Era, portanto para o Pêre-Lachaise que se dirigia o pomposo cortejo saído do Arrabalde Saint-Honoré. Atravessou Paris de ponta a ponta, meteu pelo Arrabalde do Templo e depois pelos bulevares exteriores até ao cemitério. Mais de cinqüenta carruagens particulares seguiam vinte carros fúnebres, e atrás dessas cinqüenta carruagens ainda iam mais de quinhentas pessoas a pé.
Eram quase todas jovens, que a morte de Valentine fulminara como um raio e que, apesar da atmosfera glacial do século e do prosaísmo da época, sofriam a influência poética daquela bela, casta e adorável moça morta na flor da vida.
À saída de Paris todos viram chegar uma rápida equipagem de quatro cavalos, que se detiveram de súbito retesando os jarretes nervosos como molas de aço: era o Sr. de Monte Cristo. O Conde apeou-se do seu coche e juntou-se à multidão que seguia a pé o carro funerário.
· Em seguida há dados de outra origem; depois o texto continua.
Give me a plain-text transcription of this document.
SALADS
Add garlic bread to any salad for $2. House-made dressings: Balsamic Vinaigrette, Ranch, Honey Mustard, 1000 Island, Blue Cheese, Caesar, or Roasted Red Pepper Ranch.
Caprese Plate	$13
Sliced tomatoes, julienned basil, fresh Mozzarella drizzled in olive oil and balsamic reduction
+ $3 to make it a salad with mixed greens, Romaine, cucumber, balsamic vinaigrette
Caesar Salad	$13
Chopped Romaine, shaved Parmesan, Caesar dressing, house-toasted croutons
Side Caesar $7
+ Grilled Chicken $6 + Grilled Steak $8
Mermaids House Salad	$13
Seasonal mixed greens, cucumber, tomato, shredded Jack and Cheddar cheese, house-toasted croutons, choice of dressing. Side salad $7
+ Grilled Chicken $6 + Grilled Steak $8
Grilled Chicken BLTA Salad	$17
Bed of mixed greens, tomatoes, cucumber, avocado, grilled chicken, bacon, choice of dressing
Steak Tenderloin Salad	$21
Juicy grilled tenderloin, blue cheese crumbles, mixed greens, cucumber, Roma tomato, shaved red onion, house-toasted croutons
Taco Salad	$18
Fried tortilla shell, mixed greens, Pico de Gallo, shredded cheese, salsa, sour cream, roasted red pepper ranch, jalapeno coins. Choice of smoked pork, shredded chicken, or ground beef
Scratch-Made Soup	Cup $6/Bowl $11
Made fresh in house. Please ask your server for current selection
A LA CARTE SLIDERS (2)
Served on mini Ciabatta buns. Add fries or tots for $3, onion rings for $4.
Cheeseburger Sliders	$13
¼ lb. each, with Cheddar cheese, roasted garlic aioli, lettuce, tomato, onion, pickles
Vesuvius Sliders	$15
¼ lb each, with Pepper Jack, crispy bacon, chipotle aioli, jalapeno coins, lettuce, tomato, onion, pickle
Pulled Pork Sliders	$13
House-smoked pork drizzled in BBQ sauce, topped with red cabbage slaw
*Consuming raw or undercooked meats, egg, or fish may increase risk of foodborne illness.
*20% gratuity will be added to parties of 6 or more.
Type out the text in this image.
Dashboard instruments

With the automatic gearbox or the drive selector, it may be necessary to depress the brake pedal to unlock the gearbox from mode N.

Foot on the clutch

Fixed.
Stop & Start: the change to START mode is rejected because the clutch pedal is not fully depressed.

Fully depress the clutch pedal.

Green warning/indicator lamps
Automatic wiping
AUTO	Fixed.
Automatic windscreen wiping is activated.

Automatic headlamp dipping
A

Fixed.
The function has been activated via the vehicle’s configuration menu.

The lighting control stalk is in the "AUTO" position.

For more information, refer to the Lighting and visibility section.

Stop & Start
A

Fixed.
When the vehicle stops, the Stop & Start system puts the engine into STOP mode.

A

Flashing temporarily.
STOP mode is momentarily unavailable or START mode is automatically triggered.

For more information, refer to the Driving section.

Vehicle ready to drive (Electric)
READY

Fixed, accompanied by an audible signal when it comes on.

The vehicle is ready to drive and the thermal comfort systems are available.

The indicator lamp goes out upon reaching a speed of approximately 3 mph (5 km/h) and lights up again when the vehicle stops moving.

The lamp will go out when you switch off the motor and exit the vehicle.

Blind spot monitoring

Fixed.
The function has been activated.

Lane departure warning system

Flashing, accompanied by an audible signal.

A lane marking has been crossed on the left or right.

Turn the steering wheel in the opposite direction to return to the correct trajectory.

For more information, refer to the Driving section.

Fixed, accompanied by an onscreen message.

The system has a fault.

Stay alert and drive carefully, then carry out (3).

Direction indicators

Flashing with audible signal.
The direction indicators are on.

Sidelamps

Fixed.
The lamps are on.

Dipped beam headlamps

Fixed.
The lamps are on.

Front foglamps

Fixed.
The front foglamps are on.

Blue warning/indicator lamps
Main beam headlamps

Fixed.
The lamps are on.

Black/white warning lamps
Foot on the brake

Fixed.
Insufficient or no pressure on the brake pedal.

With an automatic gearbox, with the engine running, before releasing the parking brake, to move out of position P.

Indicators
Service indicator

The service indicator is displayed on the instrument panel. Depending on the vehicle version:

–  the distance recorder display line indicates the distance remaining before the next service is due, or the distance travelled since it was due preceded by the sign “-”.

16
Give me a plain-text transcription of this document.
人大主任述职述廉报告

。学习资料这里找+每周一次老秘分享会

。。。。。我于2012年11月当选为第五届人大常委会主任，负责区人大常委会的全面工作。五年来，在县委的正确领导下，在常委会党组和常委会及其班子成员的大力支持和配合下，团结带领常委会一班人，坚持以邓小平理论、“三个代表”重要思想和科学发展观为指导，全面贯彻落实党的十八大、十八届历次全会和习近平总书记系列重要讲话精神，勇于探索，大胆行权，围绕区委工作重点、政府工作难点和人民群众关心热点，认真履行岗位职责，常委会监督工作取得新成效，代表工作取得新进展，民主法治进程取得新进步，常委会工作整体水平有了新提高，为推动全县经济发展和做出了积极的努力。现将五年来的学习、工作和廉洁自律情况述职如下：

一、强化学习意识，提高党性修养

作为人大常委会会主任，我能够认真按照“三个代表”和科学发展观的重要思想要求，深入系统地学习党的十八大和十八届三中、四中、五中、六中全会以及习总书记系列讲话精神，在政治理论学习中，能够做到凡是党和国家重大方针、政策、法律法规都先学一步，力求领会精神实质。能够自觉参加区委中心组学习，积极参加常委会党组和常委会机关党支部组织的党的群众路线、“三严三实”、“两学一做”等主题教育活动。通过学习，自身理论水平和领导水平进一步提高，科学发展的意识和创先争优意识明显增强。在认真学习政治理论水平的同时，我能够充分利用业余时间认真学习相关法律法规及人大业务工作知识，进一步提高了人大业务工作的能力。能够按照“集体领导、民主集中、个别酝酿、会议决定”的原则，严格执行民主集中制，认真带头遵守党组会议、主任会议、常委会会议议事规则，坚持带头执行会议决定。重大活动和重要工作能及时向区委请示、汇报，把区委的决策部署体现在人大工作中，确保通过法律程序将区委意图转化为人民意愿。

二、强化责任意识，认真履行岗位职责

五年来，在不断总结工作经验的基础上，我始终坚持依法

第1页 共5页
Château-Renaud viu-o, desceu imediatamente do seu cupé e se juntou a ele. Beauchamp deixou também o cabriole de praça em que vinha.
O Conde olhava atentamente por todos os interstícios que deixava a multidão; era evidente que procurava alguém Por fim, não se conteve mais e perguntou:
— Onde está Morrel? Algum dos senhores sabe onde ele está?
— Já perguntamos isso mesmo a nós próprios na sala mortuária — respondeu Château-Renaud — precisamente porque nenhum de nós o viu.
O Conde calou-se, mas continuou a olhar à sua volta.
Chegaram por fim no cemitério.
O olhar penetrante de Monte Cristo examinou num relance todos os renques de teixos e pinheiros e em breve perdeu toda a inquietação: uma sombra deslizara pelas escuras alamedas arborizadas e Monte Cristo acabava, sem dúvida, de reconhecer quem procurava.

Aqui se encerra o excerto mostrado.